NON LASCIAMO SOLA MARE JONIO

DI SILVESTRO MONTANARO

La Mare Jonio ha salvato 49 migranti che rischiavano di morire affogati. Tra loro molti minorenni e una persona in condizioni di salute a dir poco critiche. Il ministero degli Interni ne vieta lo sbarco.
Si ripropone la vergognosa situazione della Diciotti. Un tira e molla sulla pelle di povera gente che non ha colpa alcuna se non fuggire da guerre e miseria e non voler continuare a soffrire, e morire, nei lager libici.
L’equipaggio della Mare Jonio aveva ripreso il mare proprio con questa finalità, insieme umana e politica. Salvare vite e impedire che i migranti venissero “salvati” dalla cosiddetta Guardia Costiera libica e rispediti negli inferni carcerari di quel paese.

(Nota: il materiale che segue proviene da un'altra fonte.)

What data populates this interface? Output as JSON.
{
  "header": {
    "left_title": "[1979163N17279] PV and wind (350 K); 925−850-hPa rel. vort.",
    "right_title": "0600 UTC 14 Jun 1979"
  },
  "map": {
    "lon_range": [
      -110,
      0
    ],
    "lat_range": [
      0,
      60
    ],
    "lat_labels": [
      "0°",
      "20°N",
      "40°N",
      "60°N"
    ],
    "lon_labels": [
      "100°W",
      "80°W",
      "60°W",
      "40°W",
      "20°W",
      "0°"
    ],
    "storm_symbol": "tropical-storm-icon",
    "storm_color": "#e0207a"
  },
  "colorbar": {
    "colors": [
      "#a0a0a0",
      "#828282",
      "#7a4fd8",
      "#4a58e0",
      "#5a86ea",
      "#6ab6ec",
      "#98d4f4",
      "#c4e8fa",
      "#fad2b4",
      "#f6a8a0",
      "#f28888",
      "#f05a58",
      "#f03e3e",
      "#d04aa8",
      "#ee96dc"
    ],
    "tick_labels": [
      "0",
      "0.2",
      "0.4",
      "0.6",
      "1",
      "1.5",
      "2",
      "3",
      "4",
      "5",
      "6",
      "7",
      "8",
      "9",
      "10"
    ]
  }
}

E da questo che bisogna partire. Non basta più solo chiedere che i nostri porti siano aperti. Occorre un’iniziativa politica di massa che ponga, finalmente, in Italia e in Europa questi temi all’ordine del giorno. Salvare vite, chiudere i lager i libici, nuove politiche migratorie. E, soprattutto, giustizia. Perché è dall’ingiustizia che si fugge. Sia in Africa che in tante altre aree del mondo.
Infiniti rapporti, documenti, immagini strazianti, dimostrano che la Libia non è porto sicuro. Anzi. Lo stesso Ministero degli Esteri lo dichiara a gran voce e invita gli italiani a non recarvisi e se lì presenti a far le valigie quanto prima.
La Libia è uno stato fallito, dilaniato da una guerra tra bande. Il suo governo non controlla neanche Tripoli, la capitale del paese. Non è possibile affidare alla Libia alcun compito nella lotta alle migrazioni, e tantomeno quello dell’accoglienza, pena essere complici di crimini contro l’umanità. I migranti fermati in Libia sono vittime di ogni possibile orrore. Dallo stupro alla tortura, dall’estorsione all’assassinio e alla riduzione in schiavitù. Chi ha pensato in Italia e in Europa, alla Libia come soluzione ai problemi migratori è corresponsabile di questi crimini di massa.
Chi tenta di fuggire da quel paese ha tutto il diritto di farlo. Bollare questa gente in fuga di clandestinità o peggio ancora è complicità con i veri trafficanti che sono le bande armate libiche e le loro pratiche naziste. Avreste mai chiamato invasori e clandestini gli ebrei che avessero tentato di fuggire dai lager nazisti?
Collaborare con i libici perché chi fugge sia loro riconsegnato è far parte della cupola di potere dei trafficanti e di chi ha messo in piedi le Auschwitz del terzo millennio. E prima o poi dovrà rispondere delle sue azioni.